Survival analysis is a statistical method where the focus is on estimating the time until an event of interest occurs (e.g., customer churn, machine failure, patient survival).
Censoring
Censoring occurs when we do not observe the event of interest (e.g., death, churn, failure) for some subjects during the study period. This means we have incomplete data on their event times, but we still know something about them (e.g., they survived at least until a certain time).

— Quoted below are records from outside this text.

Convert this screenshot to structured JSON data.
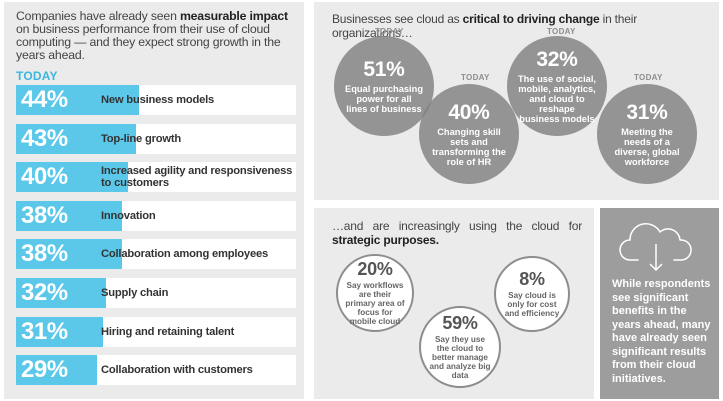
{
  "left": {
    "intro_pre": "Companies have already seen ",
    "intro_bold": "measurable impact",
    "intro_post": " on business performance from their use of cloud computing — and they expect strong growth in the years ahead.",
    "today": "TODAY"
  },
  "top_right": {
    "title_pre": "Businesses see cloud as ",
    "title_bold": "critical to driving change",
    "title_post": " in their organizations…",
    "today_tags": [
      "TODAY",
      "TODAY",
      "TODAY",
      "TODAY"
    ]
  },
  "bottom": {
    "title_pre": "…and are increasingly using the cloud for ",
    "title_bold": "strategic purposes."
  },
  "gray_panel": {
    "text": "While respondents see significant benefits in the years ahead, many have already seen significant results from their cloud initiatives."
  },
  "icons": {
    "cloud": "cloud-download-icon"
  },
  "colors": {
    "bar": "#5bc8ea",
    "accent": "#39b7e0",
    "circle": "#808080"
  },
  "chart_data": [
    {
      "type": "bar",
      "categories": [
        "New business models",
        "Top-line growth",
        "Increased agility and responsiveness to customers",
        "Innovation",
        "Collaboration among employees",
        "Supply chain",
        "Hiring and retaining talent",
        "Collaboration with customers"
      ],
      "values": [
        44,
        43,
        40,
        38,
        38,
        32,
        31,
        29
      ],
      "value_labels": [
        "44%",
        "43%",
        "40%",
        "38%",
        "38%",
        "32%",
        "31%",
        "29%"
      ]
    },
    {
      "type": "bubble",
      "items": [
        {
          "value": 51,
          "label": "51%",
          "text": "Equal purchasing power for all lines of business"
        },
        {
          "value": 40,
          "label": "40%",
          "text": "Changing skill sets and transforming the role of HR"
        },
        {
          "value": 32,
          "label": "32%",
          "text": "The use of social, mobile, analytics, and cloud to reshape business models"
        },
        {
          "value": 31,
          "label": "31%",
          "text": "Meeting the needs of a diverse, global workforce"
        }
      ]
    },
    {
      "type": "bubble",
      "items": [
        {
          "value": 20,
          "label": "20%",
          "text": "Say workflows are their primary area of focus for mobile cloud"
        },
        {
          "value": 59,
          "label": "59%",
          "text": "Say they use the cloud to better manage and analyze big data"
        },
        {
          "value": 8,
          "label": "8%",
          "text": "Say cloud is only for cost and efficiency"
        }
      ]
    }
  ]
}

- Right Censoring (Most Common): The event hasn't happened yet by the end of the study or observation period
- Left Censoring: The event already happened before the subject entered the study, but we don’t know when
- Interval Censoring: The event happened in a time range, but we don’t know the exact time
Kaplan-Meier Estimator (KM Estimator)
- A non-parametric method
- Calculate the probability that an event has not occurred by a given time i.e the probability of survival
- You can understand it as % of individuals who survive at time $t_i$, but it gets complicated with censored variables
$$
S(t)= \prod_{t_i \leq t} \left( 1 - \frac{d_i}{n_i} \right)
$$
- where…
- S(t) = Estimated survival probability at time t
- $t_i$ = Time points where events occur
- $d_i$ = Number of events (failures) at time $t_i$
- $n_i$ = Number of individuals at risk just before $t_i$

In this image, m is number of failure events, q is the number of censored events and n is the number of individuals at risk just before time t
Kaplan-Meier Curve
- Y-axis (Survival Probability S(t)): Probability of survival beyond time t.
- X-axis (Time to Event): Duration (e.g., time to death, churn, failure).
- Steps in the Curve: Drops occur at event times (when an event happens).